1919 D. Grant Single Track vi. 84 A hasty breakfast amid a noisy crowd of laborers and returning miners.

1957 D. Du Maurier Scapegoat v. 62 A small rounded building..stood isolated amid the grass in front of me.

'Amid' can also be used in much the same manner, but

  1. Without reference to physical location: in a context, setting, etc., of; against a background of; in the course of, during.

e.g. Amid the sorrow/festivities, she heard John's distinctive voice. (2023, Greybeard)
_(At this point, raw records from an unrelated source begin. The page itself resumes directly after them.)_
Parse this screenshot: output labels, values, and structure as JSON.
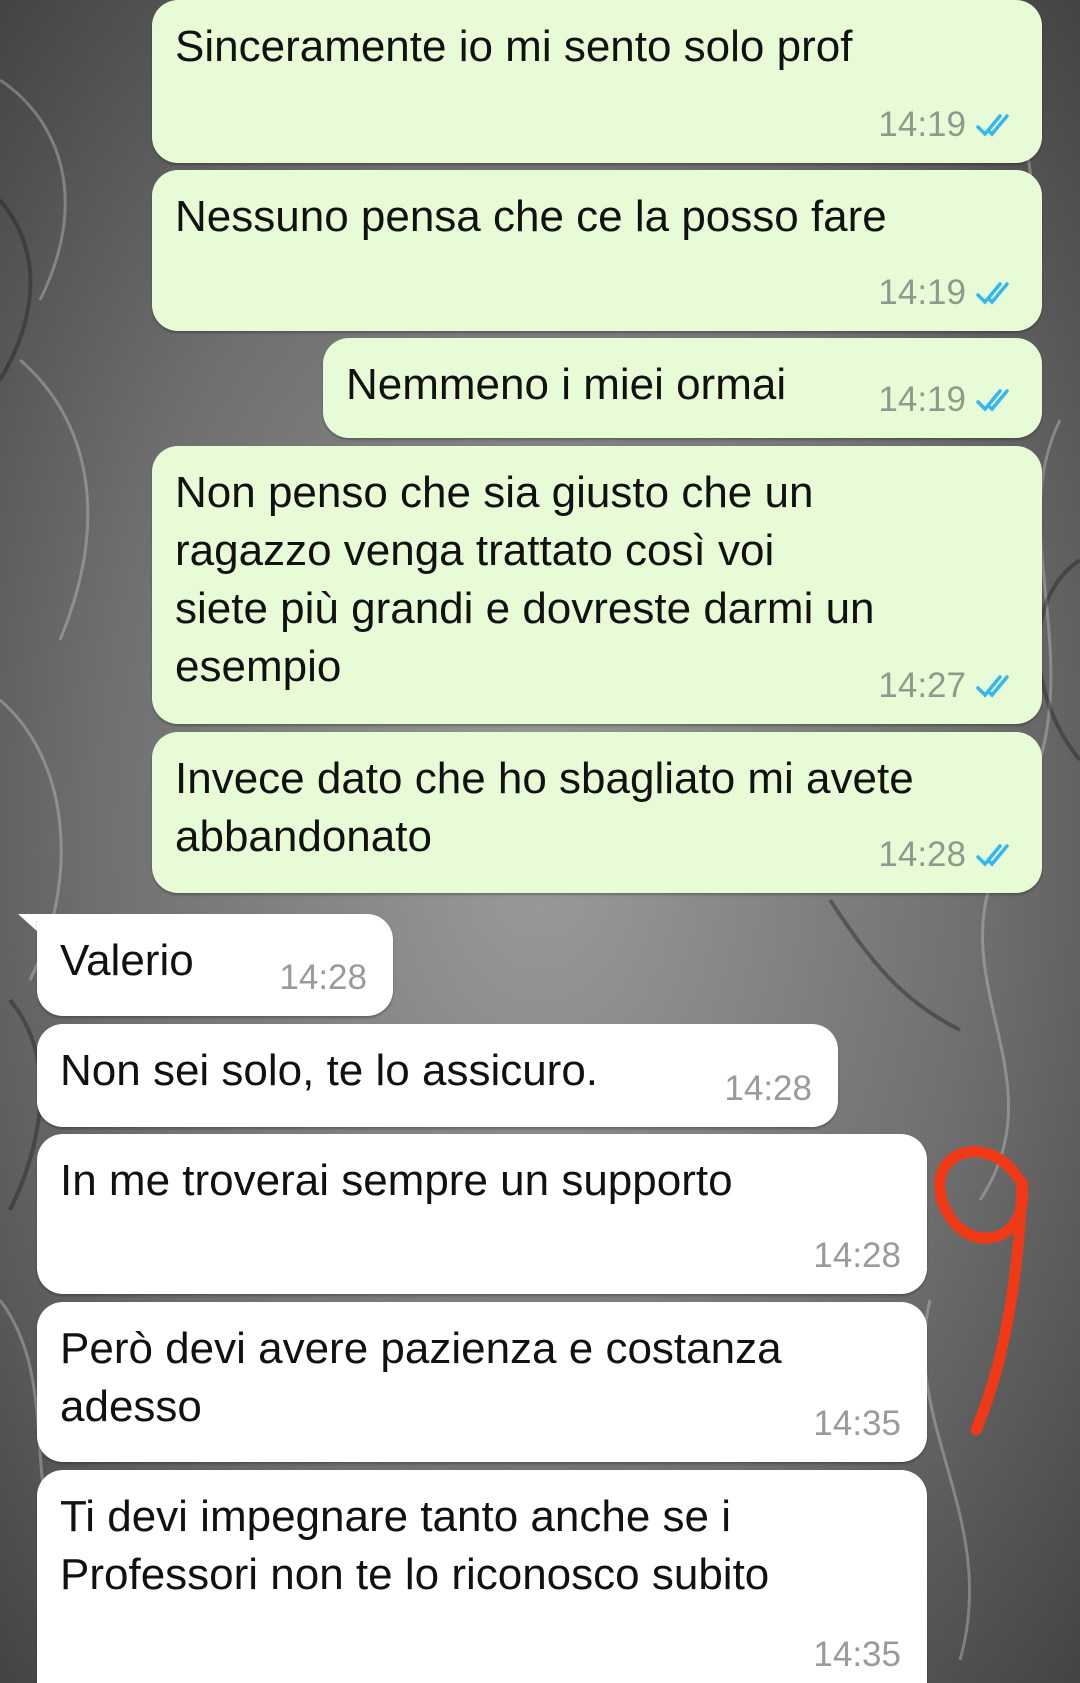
{
  "accent": {
    "outgoing_bubble": "#e7fcd6",
    "incoming_bubble": "#ffffff",
    "read_ticks": "#34b7f1"
  },
  "messages": [
    {
      "text_lines": [
        "Sinceramente io mi sento solo prof"
      ],
      "time": "14:19",
      "direction": "outgoing",
      "status": "read"
    },
    {
      "text_lines": [
        "Nessuno pensa che ce la posso fare"
      ],
      "time": "14:19",
      "direction": "outgoing",
      "status": "read"
    },
    {
      "text_lines": [
        "Nemmeno i miei ormai"
      ],
      "time": "14:19",
      "direction": "outgoing",
      "status": "read"
    },
    {
      "text_lines": [
        "Non penso che sia giusto che un",
        "ragazzo venga trattato così voi",
        "siete più grandi e dovreste darmi un",
        "esempio"
      ],
      "time": "14:27",
      "direction": "outgoing",
      "status": "read"
    },
    {
      "text_lines": [
        "Invece dato che ho sbagliato mi avete",
        "abbandonato"
      ],
      "time": "14:28",
      "direction": "outgoing",
      "status": "read"
    },
    {
      "text_lines": [
        "Valerio"
      ],
      "time": "14:28",
      "direction": "incoming"
    },
    {
      "text_lines": [
        "Non sei solo, te lo assicuro."
      ],
      "time": "14:28",
      "direction": "incoming"
    },
    {
      "text_lines": [
        "In me troverai sempre un supporto"
      ],
      "time": "14:28",
      "direction": "incoming"
    },
    {
      "text_lines": [
        "Però devi avere pazienza e costanza",
        "adesso"
      ],
      "time": "14:35",
      "direction": "incoming"
    },
    {
      "text_lines": [
        "Ti devi impegnare tanto anche se i",
        "Professori non te lo riconosco subito"
      ],
      "time": "14:35",
      "direction": "incoming"
    }
  ],
  "annotation": {
    "color": "#f03a17"
  }
}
  • Well, “b” and “c” are exactly the usage I describe, but your “a” example reads as very antiquated—it seems that in such a sentence, the word “between” is the grammatically-correct and contemporary choice. If you do a Google search for “amid vs among” and “amid vs between”, or “amid vs among vs between”, you will see dozens of “grammarians” lecturing about the “rule” I described above. I’m not saying it’s right or wrong, just that such a rule seems to exist. But you still haven’t answered my question: is “amid concerns” correct? It fits neither your “a”, “b”, nor “c”.
    – Avana Vana
    Commented Apr 26, 2023 at 6:27
  • Or is “amid concerns” correct, in accordance with either of your rules “b” or “c”, because “concerns” is either being used as an aggregation/surrounding medium, or a context/background? (and I’m not sure there is much difference between “a surrounding medium or expanse” and “in a context, against a background of”, particularly when used with nouns representing abstract ideas.
    – Avana Vana
    Commented Apr 26, 2023 at 6:46
  • I think my conclusion is that this “rule” is overly stringent and bogus, and that both “amid” and “among” can be used with countable nouns, but only “amid” can be used with uncountable nouns. Furthermore, “amid” generally imparts more of a sense of aggregation or “against a background of” when used with either uncountable or countable nouns and is especially used with nouns that represent abstract ideas, whereas “among” generally imparts a sense of “in the company of” or “belonging”, but both are appropriate when the sense is simply “surrounded by”. Does this sound okay?
    – Avana Vana
    Commented Apr 26, 2023 at 7:32
  • @AvanaVana "this “rule” is overly stringent," -> "There are no rules in English, only guidance. Some guidance looks like a rule; it probably isn't." Of course a plural can be used after amid. My first quote gives an example. Here's another: Global Economic Prospects, June 2019: Heightened Tensions, World Bank Group · 2019 "While the risk of an abrupt increase in U.S. long-term yields has abated amid concerns about slowing activity, ... an unexpected pickup in global growth could contribute to a tightening of borrowing conditions."
    – Greybeard
    Commented Apr 26, 2023 at 8:27
  • Agreed—that’s why I’ve been using the scare quotes around “rule”. Having said that, there is better and worse use of English, and since I’ve internalized this overly-stringent guidance and noticed it all over putative grammar guides, I wanted to get this community’s take on whether adhering to it makes my writing better or worse.